Durante la cabalgata de las valkirias varias damas elegantes suben y bajan por la instalación petrolera en medio de cadáveres, pero, ¡alerta! ¿Es que no habéis visto una estrella roja de neón alumbrando desde la torre un amanecer diferente después de la muerte de Hunding-Rotschild?
Sea como sea, el principal problema para quienes quieran tomarse a Wagner en serio es que las ideas y venidas del segundo acto han impedido a Wotan y Brünhilde estrechar el vínculo que tan desgarradoramente deberán aniquilar con su despedida. Es así que el beso final de Wotan a su hija carece de mayor sentido si no han logrado sellar su amor y comprensión durante las escenas anteriores. ¡Tan ocupados se encontraban supervisando las instalaciones petroleras! Es en medio de estas instalaciones que Brünhilde desaparece para acostarse a dormir en algún lado que veremos por cortesía de un camarógrafo. Un barril comienza a vomitar fuego en el medio de la escena pero esta vez ni el sensible y diferenciado fraseo impuesto por Petrenko alcanza a encender la emoción de una escena final que no admite digresiones o aparatosidades escénicas. La Brühnilde de Catherine Foster es de timbre lírico, poderoso y lacerantemente proyectado.
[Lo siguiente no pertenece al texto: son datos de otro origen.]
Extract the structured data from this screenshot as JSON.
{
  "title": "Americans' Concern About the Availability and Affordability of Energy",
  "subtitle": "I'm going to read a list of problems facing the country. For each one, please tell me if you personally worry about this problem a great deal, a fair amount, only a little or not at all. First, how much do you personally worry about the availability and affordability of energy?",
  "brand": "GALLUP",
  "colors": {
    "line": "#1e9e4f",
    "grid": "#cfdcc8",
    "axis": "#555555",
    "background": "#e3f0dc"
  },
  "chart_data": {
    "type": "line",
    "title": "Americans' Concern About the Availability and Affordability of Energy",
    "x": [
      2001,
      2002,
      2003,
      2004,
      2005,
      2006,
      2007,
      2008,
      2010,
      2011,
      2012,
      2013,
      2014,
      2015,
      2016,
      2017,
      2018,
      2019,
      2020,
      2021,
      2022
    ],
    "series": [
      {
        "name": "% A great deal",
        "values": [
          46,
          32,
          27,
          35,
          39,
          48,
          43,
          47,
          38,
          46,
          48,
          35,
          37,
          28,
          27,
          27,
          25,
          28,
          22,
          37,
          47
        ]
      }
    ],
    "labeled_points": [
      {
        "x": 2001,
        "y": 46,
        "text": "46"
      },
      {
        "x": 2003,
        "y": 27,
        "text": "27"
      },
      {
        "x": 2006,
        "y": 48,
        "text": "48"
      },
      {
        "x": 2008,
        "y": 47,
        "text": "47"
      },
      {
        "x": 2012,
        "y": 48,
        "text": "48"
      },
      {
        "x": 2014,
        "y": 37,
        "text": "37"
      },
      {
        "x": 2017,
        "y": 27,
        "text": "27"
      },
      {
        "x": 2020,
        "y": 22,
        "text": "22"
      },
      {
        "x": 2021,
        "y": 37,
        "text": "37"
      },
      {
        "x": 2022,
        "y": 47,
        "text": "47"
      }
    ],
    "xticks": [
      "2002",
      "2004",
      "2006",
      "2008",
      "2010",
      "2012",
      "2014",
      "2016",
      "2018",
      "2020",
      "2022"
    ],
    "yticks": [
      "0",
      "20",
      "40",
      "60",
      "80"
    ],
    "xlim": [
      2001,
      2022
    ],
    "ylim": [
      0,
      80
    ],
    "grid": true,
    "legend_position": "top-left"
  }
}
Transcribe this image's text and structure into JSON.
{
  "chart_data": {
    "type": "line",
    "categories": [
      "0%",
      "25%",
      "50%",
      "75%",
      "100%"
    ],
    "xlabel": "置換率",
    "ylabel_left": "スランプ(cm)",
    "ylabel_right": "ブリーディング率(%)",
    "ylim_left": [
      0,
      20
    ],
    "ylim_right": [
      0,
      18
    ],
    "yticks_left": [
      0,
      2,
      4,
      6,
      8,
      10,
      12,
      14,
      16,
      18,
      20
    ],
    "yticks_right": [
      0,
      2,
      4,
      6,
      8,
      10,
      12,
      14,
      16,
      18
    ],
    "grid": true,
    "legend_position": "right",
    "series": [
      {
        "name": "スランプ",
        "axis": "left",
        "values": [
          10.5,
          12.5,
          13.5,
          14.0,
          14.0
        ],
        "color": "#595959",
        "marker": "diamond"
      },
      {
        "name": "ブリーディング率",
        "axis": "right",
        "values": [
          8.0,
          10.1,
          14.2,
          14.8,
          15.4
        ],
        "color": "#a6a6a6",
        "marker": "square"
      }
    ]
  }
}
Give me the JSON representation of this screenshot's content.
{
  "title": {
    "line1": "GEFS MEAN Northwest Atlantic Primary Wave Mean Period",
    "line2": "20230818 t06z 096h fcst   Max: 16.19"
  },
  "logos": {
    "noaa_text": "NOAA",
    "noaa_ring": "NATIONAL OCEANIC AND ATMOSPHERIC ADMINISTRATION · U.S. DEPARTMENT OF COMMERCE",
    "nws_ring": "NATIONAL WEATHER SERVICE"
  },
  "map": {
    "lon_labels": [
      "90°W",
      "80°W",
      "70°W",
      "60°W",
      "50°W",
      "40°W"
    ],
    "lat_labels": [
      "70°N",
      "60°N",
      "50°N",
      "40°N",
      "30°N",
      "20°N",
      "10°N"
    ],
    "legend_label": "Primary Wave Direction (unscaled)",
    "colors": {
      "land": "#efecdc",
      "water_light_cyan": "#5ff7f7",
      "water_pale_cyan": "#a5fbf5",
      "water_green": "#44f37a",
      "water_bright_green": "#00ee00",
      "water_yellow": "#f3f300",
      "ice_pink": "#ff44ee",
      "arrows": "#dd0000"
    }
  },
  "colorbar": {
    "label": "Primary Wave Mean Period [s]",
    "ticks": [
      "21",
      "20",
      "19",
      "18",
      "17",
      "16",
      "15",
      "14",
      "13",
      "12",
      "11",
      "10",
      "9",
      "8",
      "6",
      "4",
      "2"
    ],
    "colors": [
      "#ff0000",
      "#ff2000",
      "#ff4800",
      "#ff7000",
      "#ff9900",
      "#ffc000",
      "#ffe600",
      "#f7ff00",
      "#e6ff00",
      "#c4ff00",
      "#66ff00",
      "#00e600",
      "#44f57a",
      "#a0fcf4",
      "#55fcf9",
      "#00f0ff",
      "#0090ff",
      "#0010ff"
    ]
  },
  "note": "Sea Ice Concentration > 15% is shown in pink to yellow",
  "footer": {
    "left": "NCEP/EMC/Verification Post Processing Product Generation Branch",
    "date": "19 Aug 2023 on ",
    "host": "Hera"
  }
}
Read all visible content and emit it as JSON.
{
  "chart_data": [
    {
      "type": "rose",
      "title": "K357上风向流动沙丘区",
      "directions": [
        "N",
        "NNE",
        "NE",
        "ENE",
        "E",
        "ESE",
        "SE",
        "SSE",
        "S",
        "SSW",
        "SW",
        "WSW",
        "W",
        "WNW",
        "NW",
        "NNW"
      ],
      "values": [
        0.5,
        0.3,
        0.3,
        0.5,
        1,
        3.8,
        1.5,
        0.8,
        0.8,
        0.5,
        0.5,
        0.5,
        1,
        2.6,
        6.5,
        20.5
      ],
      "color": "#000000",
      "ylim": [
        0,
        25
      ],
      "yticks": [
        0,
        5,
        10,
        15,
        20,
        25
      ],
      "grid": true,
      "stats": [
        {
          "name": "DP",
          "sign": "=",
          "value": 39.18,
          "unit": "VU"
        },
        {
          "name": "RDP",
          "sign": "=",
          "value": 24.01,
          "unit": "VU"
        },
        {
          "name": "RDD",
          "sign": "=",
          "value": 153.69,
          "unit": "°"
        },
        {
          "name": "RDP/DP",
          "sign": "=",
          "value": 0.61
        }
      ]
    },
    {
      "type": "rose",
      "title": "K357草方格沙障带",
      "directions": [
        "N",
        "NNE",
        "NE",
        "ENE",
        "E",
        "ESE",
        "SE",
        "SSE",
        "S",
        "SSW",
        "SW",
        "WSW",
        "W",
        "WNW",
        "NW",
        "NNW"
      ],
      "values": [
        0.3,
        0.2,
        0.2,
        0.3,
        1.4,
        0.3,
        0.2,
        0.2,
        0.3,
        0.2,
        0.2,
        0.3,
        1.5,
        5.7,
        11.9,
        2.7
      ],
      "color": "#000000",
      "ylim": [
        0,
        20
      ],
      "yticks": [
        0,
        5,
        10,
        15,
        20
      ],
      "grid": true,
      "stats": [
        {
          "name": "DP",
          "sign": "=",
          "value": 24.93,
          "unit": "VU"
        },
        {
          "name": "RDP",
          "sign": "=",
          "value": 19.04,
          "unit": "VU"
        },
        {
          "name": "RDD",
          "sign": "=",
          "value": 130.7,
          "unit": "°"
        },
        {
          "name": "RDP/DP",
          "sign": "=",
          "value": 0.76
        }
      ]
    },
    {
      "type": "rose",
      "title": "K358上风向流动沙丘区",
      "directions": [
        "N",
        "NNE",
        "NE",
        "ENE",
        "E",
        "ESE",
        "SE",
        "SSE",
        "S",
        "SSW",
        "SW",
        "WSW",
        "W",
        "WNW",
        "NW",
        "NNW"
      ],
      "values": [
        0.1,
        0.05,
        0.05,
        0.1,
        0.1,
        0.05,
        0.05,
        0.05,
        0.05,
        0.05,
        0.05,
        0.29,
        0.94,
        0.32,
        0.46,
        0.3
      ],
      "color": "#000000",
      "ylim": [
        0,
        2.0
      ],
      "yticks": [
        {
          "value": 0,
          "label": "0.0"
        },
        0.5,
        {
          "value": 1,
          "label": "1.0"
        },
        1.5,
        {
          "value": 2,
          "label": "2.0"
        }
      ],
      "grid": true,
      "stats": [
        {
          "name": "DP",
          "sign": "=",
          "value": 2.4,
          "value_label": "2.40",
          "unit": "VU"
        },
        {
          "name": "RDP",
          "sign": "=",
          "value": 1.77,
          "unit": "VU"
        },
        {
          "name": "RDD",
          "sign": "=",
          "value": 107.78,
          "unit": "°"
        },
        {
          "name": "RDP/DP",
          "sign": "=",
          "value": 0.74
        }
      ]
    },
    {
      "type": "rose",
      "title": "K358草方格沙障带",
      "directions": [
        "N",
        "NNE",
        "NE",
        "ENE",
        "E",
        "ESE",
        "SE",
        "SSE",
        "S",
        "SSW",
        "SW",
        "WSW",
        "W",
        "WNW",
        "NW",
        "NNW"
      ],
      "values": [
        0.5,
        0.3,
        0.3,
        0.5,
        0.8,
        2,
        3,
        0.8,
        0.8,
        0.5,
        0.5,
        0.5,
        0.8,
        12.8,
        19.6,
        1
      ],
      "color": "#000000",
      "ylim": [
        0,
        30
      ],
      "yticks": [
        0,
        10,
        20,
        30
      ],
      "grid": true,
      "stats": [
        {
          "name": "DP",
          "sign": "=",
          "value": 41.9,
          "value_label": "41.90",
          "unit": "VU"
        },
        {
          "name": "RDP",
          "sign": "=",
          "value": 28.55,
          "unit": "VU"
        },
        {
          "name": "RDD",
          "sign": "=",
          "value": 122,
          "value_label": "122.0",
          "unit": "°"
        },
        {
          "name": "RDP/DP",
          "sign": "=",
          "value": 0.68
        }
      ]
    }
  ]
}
Estas virtudes le ayudan a disfrazar estridencias y esconder algunos problemas de entonación.
A diferencia del lector de Mundo Clásico que sabrá del resto del nuevo Anillo de Bayreuth en mi próxima crítica, Rene Kollo prefirió devolver las entradas para Siegfried y Ocaso de los Dioses. En sus declaraciones a Die Welt am Sontag (28.7.2013), este Sigfried de la puesta neomarxista y verdaderamente revolucionaria que sacudió a Bayreuth a fines de los setenta confesó que no veía sentido a la regie de Castorf y lo habían agotado esas filmaciones constantemente introducidas con el objeto de “modernizar” la acción transformándola en una especie de tira y afloja interactivo. En alusión a los pretendidas vodkas que los personajes se pasan ingiriendo a borbotones, Kollo comentó con la percepción de un experimentado: “Ach! ¡Eso de necesitar siempre una botella de agua a mano que tienen los cantantes jóvenes! Nosotros podíamos tomarnos cinco cervezas antes de la función y dos botellas de vino después ¡y quedábamos como si nada!”